Perché non ha provato a disinnescare la bomba etnica nelle repubbliche dell’est? La strada certo non era facile, ma esempi in Europa ve ne sono, dall’Irlanda del Nord al Sud Tirolo, in uno spettro di possibilità che va dalla totale indipendenza a statuti autonomi, a doppie nazionalità, a tutele internazionali per le minoranze. Sulla Crimea: perché cercare una prova di forza per una regione ormai persa e con deboli rapporti storici con l’Ucraina? Ultima questione: perché paventare ogni minuto una possibile richiesta di adesione alla Nato? A che è servita questa intransigenza? Quando le trattative di pace riprenderanno, la situazione non sarà meglio di prima, con i carri armati russi in casa, i missili puntati su Kiev, forse i russi ad Odessa, un paese distrutto, milioni di profughi.
In questa partita, l’Unione Europea, e in primo luogo la Germania, portano le maggiori responsabilità. La loro assenza di iniziativa politica è di una gravità assoluta. Perché far coincidere allargamento dell’Unione Europea con adesione alla Nato per tutti i paesi dell’ex Unione Sovietica e del blocco di Varsavia? Non aver vigilato sugli accordi di Minsk, non essere riusciti a stabilire un tavolo di trattative, ha portato ad avere la guerra alle porte, e adesso ci ritroviamo con la politica di sicurezza, energetica ed economica decisa tra Russia, Stati Uniti e perfino Ucraina!
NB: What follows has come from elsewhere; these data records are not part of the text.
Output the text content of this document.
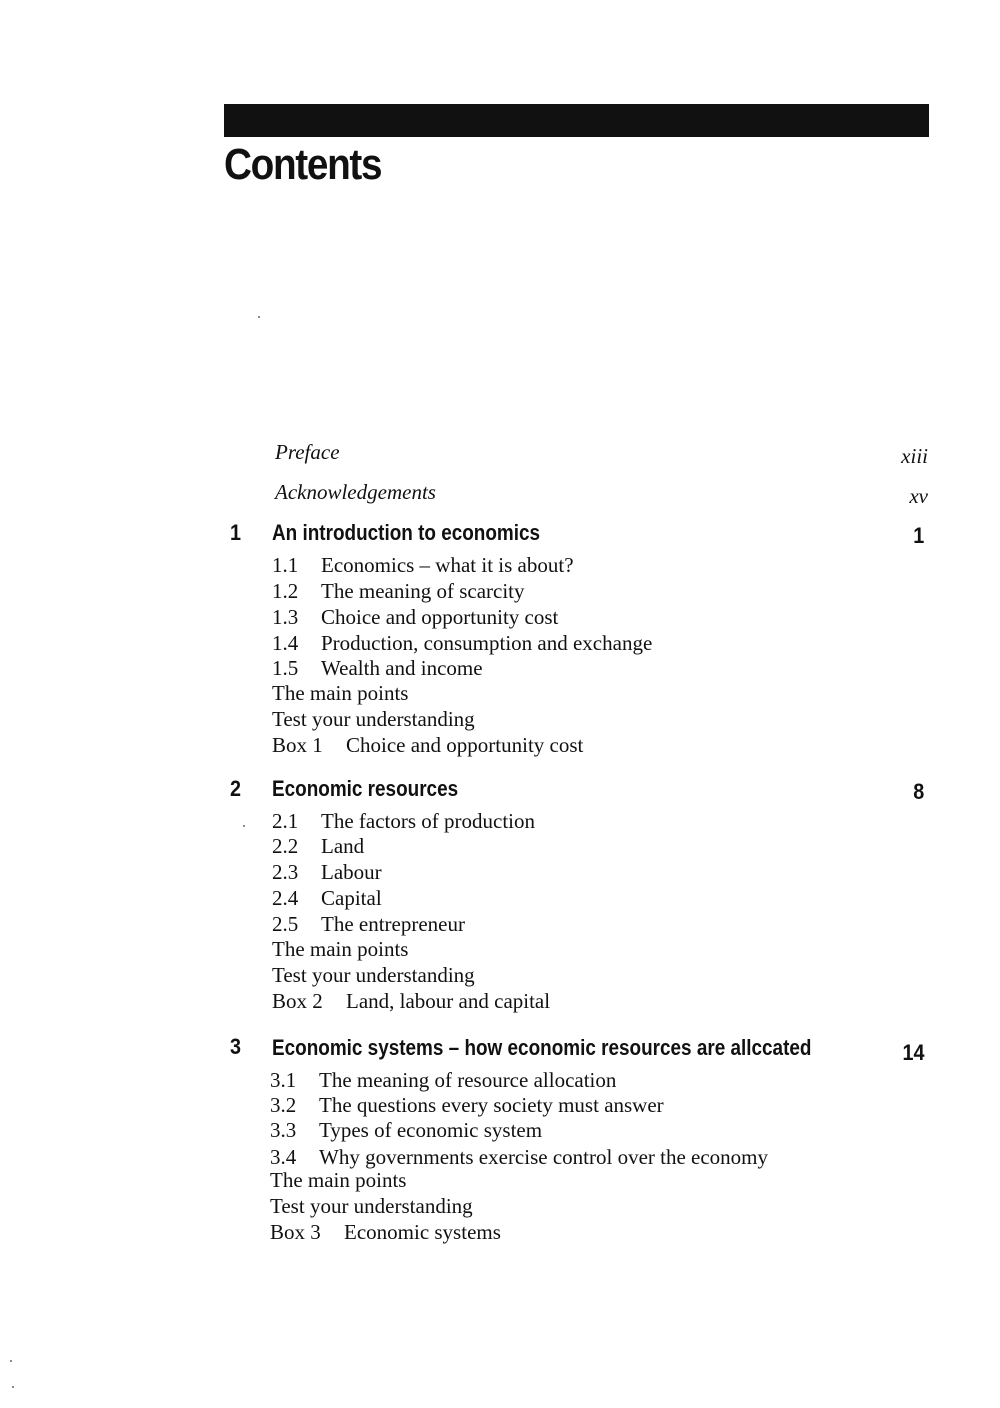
Contents
Preface	xiii
Acknowledgements	xv
1 An introduction to economics	1
1.1 Economics – what it is about?
1.2 The meaning of scarcity
1.3 Choice and opportunity cost
1.4 Production, consumption and exchange
1.5 Wealth and income
The main points
Test your understanding
Box 1 Choice and opportunity cost
2 Economic resources	8
2.1 The factors of production
2.2 Land
2.3 Labour
2.4 Capital
2.5 The entrepreneur
The main points
Test your understanding
Box 2 Land, labour and capital
3 Economic systems – how economic resources are allccated	14
3.1 The meaning of resource allocation
3.2 The questions every society must answer
3.3 Types of economic system
3.4 Why governments exercise control over the economy
The main points
Test your understanding
Box 3 Economic systems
In ultimo, la domanda delle domande va posta alla Casa Bianca. Perché boicottare North Stream 1 e 2? perché questa paura di buoni rapporti tra Stati europei e Russia? Perché Washington ha voluto l’adesione alla Nato da parte di Kiev? Perché questa intransigenza di principio ben conoscendo le sensibilità e suscettibilità di Mosca? Perché spingerla sempre più a guardare ad Est? Sono sicuri gli Stati Uniti che sia meglio un’alleanza Russia-Cina (e poi forse India, Iran e quant’altri), piuttosto che avere a che fare con un polo euro-russo? Non era meglio per gli Stati Uniti affrontare le prossime sfide con Pechino con un fronte russo europeo tranquillo?
Se non si riesce a trovare risposte soddisfacenti ed esaustive, e speriamo condivise, a queste domande, difficilmente la pace significherà poco più di un “cessate il fuoco” sul campo, sinonimo di tregua temporanea.